Rabu, 04 Mei 2011

Holy (a portrait)

agan harahap

Saya dibesarkan dalam keluarga Kristen yang taat. Ketika kecil, orang tua saya selalu mengajarkan untuk selalu bersikap hormat dan hikmad ketika beribadah. Sering kali saya mendapat tatapan mata dingin atau cubitan ketika tertawa atau mengobrol dalam prosesi ibadah di gereja. Bahkan tak jarang saya mendapat ‘pengadilan’ di rumah akibat ulah saya yang dipandang kurang hormat dalam menjalani ibadah. Segala sesuatu yang berhubungan dengan ‘ke-Tuhanan’ dipandang sakral dan pantang untuk dijadikan bahan permainan.

Begitu pula yang terjadi di bangku sekolah. Guru agama adalah salah satu guru yang paling ‘killer’ semasa saya bersekolah. Sering kali dia memukul dengan penggaris atau penghapus papan tulis apabila kami salah melafalkan ayat-ayat atau keliru dalam menafsirkan isi Alkitab.

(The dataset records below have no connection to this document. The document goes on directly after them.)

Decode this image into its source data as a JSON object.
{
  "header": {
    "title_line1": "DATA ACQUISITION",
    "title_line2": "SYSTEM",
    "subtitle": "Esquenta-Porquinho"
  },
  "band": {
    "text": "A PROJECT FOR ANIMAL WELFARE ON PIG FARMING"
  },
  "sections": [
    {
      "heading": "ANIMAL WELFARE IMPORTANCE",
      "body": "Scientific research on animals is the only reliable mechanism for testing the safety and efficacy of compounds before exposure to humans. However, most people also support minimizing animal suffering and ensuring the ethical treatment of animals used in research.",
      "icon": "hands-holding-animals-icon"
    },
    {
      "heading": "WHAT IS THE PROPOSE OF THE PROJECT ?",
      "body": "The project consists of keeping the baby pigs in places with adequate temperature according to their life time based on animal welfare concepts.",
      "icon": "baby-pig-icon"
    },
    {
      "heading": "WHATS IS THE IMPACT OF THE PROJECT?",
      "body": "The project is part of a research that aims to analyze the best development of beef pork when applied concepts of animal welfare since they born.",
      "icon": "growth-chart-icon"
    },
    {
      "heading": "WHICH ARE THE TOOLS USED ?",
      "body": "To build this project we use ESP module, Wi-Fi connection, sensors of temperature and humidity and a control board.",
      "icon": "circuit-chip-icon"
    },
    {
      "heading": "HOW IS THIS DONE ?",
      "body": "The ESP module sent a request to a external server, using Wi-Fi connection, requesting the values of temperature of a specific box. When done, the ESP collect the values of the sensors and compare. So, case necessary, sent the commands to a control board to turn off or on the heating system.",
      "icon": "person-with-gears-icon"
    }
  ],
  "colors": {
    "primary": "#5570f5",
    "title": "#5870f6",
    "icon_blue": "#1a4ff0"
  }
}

Sekian puluh tahun dibesarkan dalam kultur Kristen ‘garis keras’, alih-alih menjadi seorang Kristen radikal, saya justru semakin ‘santai’ dalam menghadapi, menyikapi dan menjalani agama. Banyaknya sarana informasi, hiburan, pergaulan bahkan percintaan membentuk saya menjadi seorang ‘Kristen yang berbahagia’. Seiring dengan berjalannya waktu, saya banyak menemukan handai taulan yang ‘sepandangan’ dengan saya dalam beragama. Kami tidak lagi sama dengan orang-orang tua disana yang menempatkan agama di atas segala-galanya. Bius dari gaya hidup budaya kekinian nampaknya lebih menarik daripada larut dalam dogma-dogma ‘agama tangan besi’ yang rasa-rasanya tidak relevan lagi untuk dijalani dalam masa kini.

Karya ini merupakan aksi unjuk sikap saya sebagai orang yang menganut agama (Kristen) dengan ‘santai dan humanis’. Saya tidak lagi mempermasalahkan asal-usul dan bentuk rupa Yesus sebagai sesuatu yang sakral. Apakah benar wajah Yesus itu berjanggut dan berambut panjang, atau berkulit hitam dan berambut kribo, atau bahkan mungkin botak,kelimis dan bermata sipit. Bagi saya, alangkah jauh lebih elok apabila saya belajar untuk mengimani agama saya secara personal dan belajar untuk hidup rukun dengan sesama ketimbang mempermasalahkan ‘hal-hal kecil’ yang bisa berakibat fatal bagi kadar keimanan saya dan hubungannya dengan khalayak.

agan harahap


*Dan ketika tiap-tiap individu bisa memandang agama sebagai suatu bentuk yang ‘humanis dan cair’, saya yakin ketegangan-ketegangan dan gesekan-gesekan yang mengakibatkan diskriminasi bahkan perang antar agama tidak akan terjadi lagi di kehidupan-kehidupan mendatang.